Seeking advice in hard times is natural, and throughout this lengthy crisis, associations have been a place where members can come to find solutions, which is good because there has been no shortage of difficulties and challenges to address.
The events of the past 21 months have brought about a lot of change—and soul searching. Associations realized that the same old way of doing business wasn’t going to cut it in a reshaped world that is anything but normal. Here’s a look at how membership evolved in 2021.
This Year’s Model
The pandemic disrupted everything, but with disruption comes opportunity. One of the most important themes that emerged from Association Laboratory’s study, Looking Forward Solutions 2021, [registration required] is that associations are going to have to invest in understanding—or re-understanding—their members and other stakeholders.
“Membership as an offer is suffering because, overwhelmingly, most associations don’t have a different model now than they had a year ago, but their members’ needs are different,” said Dean West, FASAE, president and founder of Association Laboratory.

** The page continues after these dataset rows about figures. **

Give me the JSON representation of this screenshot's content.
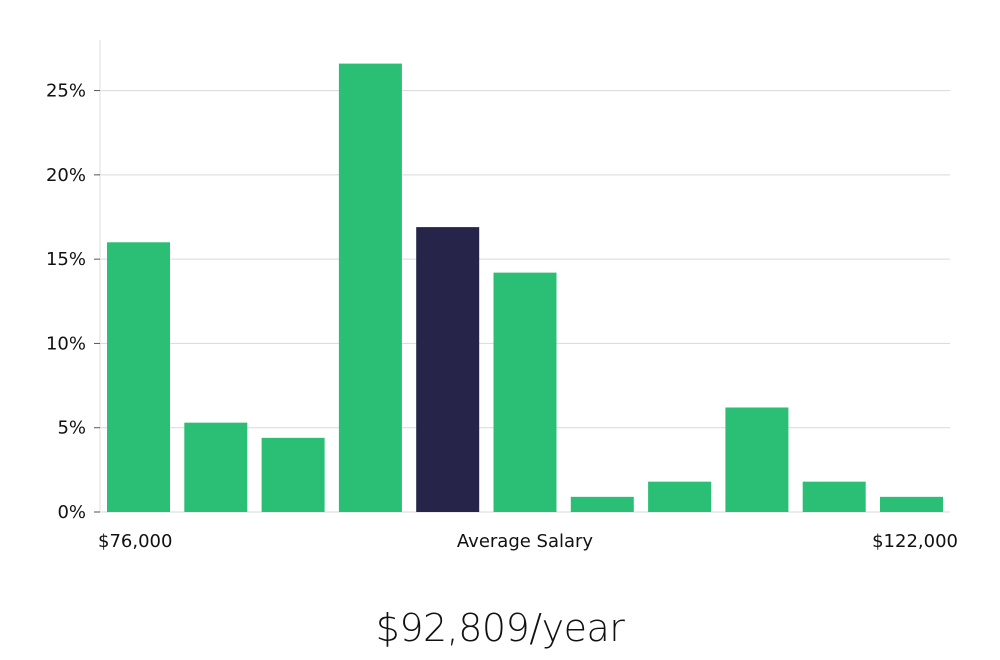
{
  "colors": {
    "bar": "#2bbf76",
    "highlight": "#27244a",
    "grid": "#d9d9d9",
    "axis": "#dddddd",
    "text": "#111111"
  },
  "headline": "$92,809/year",
  "chart_data": {
    "type": "bar",
    "values": [
      16,
      5.3,
      4.4,
      26.6,
      16.9,
      14.2,
      0.9,
      1.8,
      6.2,
      1.8,
      0.9
    ],
    "highlight_index": 4,
    "ylim": [
      0,
      28
    ],
    "yticks": [
      0,
      5,
      10,
      15,
      20,
      25
    ],
    "ytick_format": "%",
    "x_labels": {
      "left": "$76,000",
      "center": "Average Salary",
      "right": "$122,000"
    },
    "grid": true
  }
}
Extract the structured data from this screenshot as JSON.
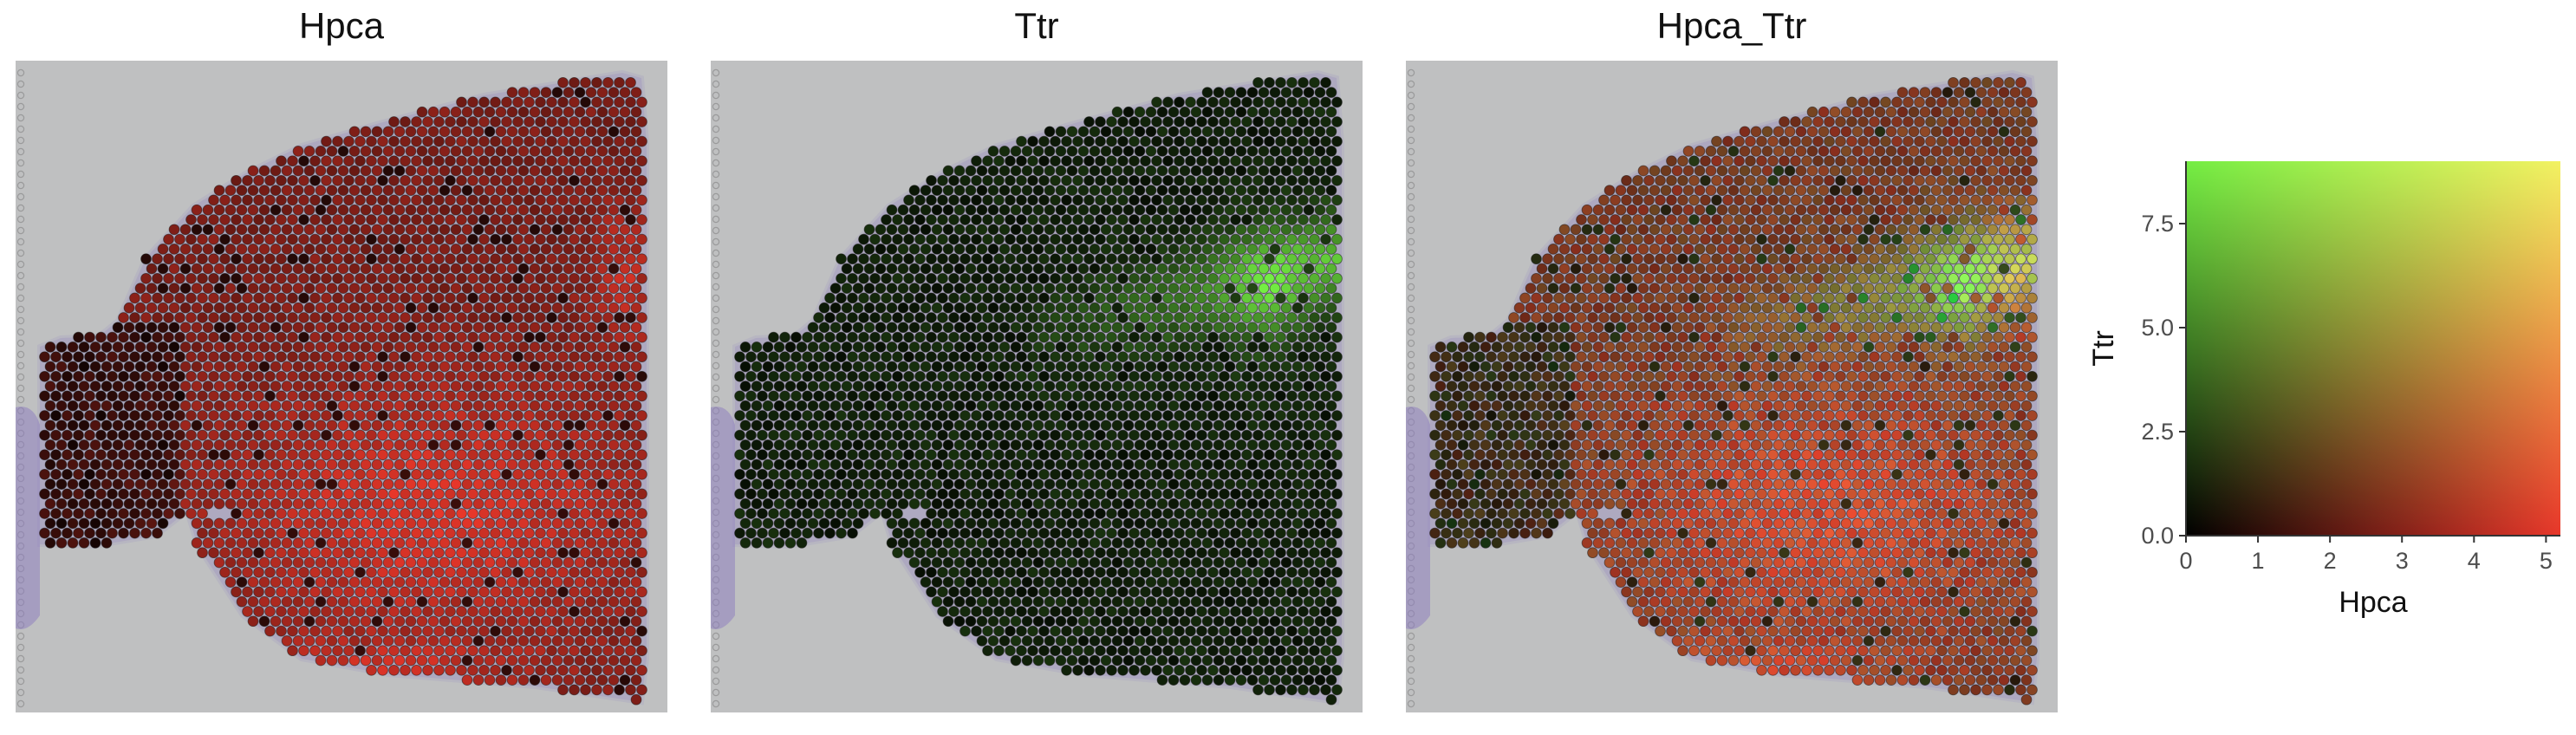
{
  "colors": {
    "background": "#bfc0c1",
    "stain": "#8f7fbf",
    "red_max": "#e8372a",
    "green_max": "#74ee43",
    "yellow_max": "#fefe5a"
  },
  "panels": [
    {
      "title": "Hpca",
      "mode": "red"
    },
    {
      "title": "Ttr",
      "mode": "green"
    },
    {
      "title": "Hpca_Ttr",
      "mode": "blend"
    }
  ],
  "chart_data": {
    "type": "heatmap",
    "x_title": "Hpca",
    "y_title": "Ttr",
    "xlim": [
      0,
      5.2
    ],
    "ylim": [
      0,
      9
    ],
    "x_ticks": [
      0,
      1,
      2,
      3,
      4,
      5
    ],
    "x_tick_labels": [
      "0",
      "1",
      "2",
      "3",
      "4",
      "5"
    ],
    "y_ticks": [
      0,
      2.5,
      5,
      7.5
    ],
    "y_tick_labels": [
      "0.0",
      "2.5",
      "5.0",
      "7.5"
    ],
    "corner_colors": {
      "low_low": "#000000",
      "high_x_low_y": "#e8372a",
      "low_x_high_y": "#74ee43",
      "high_high": "#fefe5a"
    }
  }
}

In many cases, membership models were stagnant and not responsive to member needs. The National Speakers Association analyzed its membership offerings and realized they were outdated and—even worse—confusing. After a lot of reflection and qualitative and quantitative research, the NSA team came up with a revamped model that is more inclusive and gives members a chance to engage on their own terms.
But before jumping into a new membership model structure, make sure you need one. “Because you obviously don’t want to fix what isn’t broken,” said Camille Sanders, CAE, director of marketing and membership at the American Association for the Study of Liver Diseases.
Connect and Declutter
Giving members ways to connect—with each other and as part of an association—is key and helps with retention, according to membership expert Scott Oser, president of Scott Oser Associates. That’s especially important to keep in mind now, as we brace for yet another reset with a new variant. Members are still going to need their associations more than ever for guidance.
“The deeper the connection that your members feel, the more likely they are to renew,” Oser said. Because there is so much less in-person connectivity, engaging people online and providing a platform to bring those conversations together is proving to be “effective and important.”
But how can you effectively reach members when everyone has so much on their plates? Cut through the clutter. “The number one thing that associations should do is develop a much stronger data strategy,” said Alex DeBarr, president and CEO of Naylor. The best way to boost membership is with more intelligence and names to build up member files, and then market effectively to them.
Everyone is juggling an overload of challenges, distractions, and competing demands in their lives—especially now. Getting back to fundamentals, clarifying goals, working toward them, and recognizing the invaluable resources and opportunities for connection associations provide will continue to be a lifeline in hard times.
Even in Groundhog Day, after an endless series of todays, a new day finally does dawn.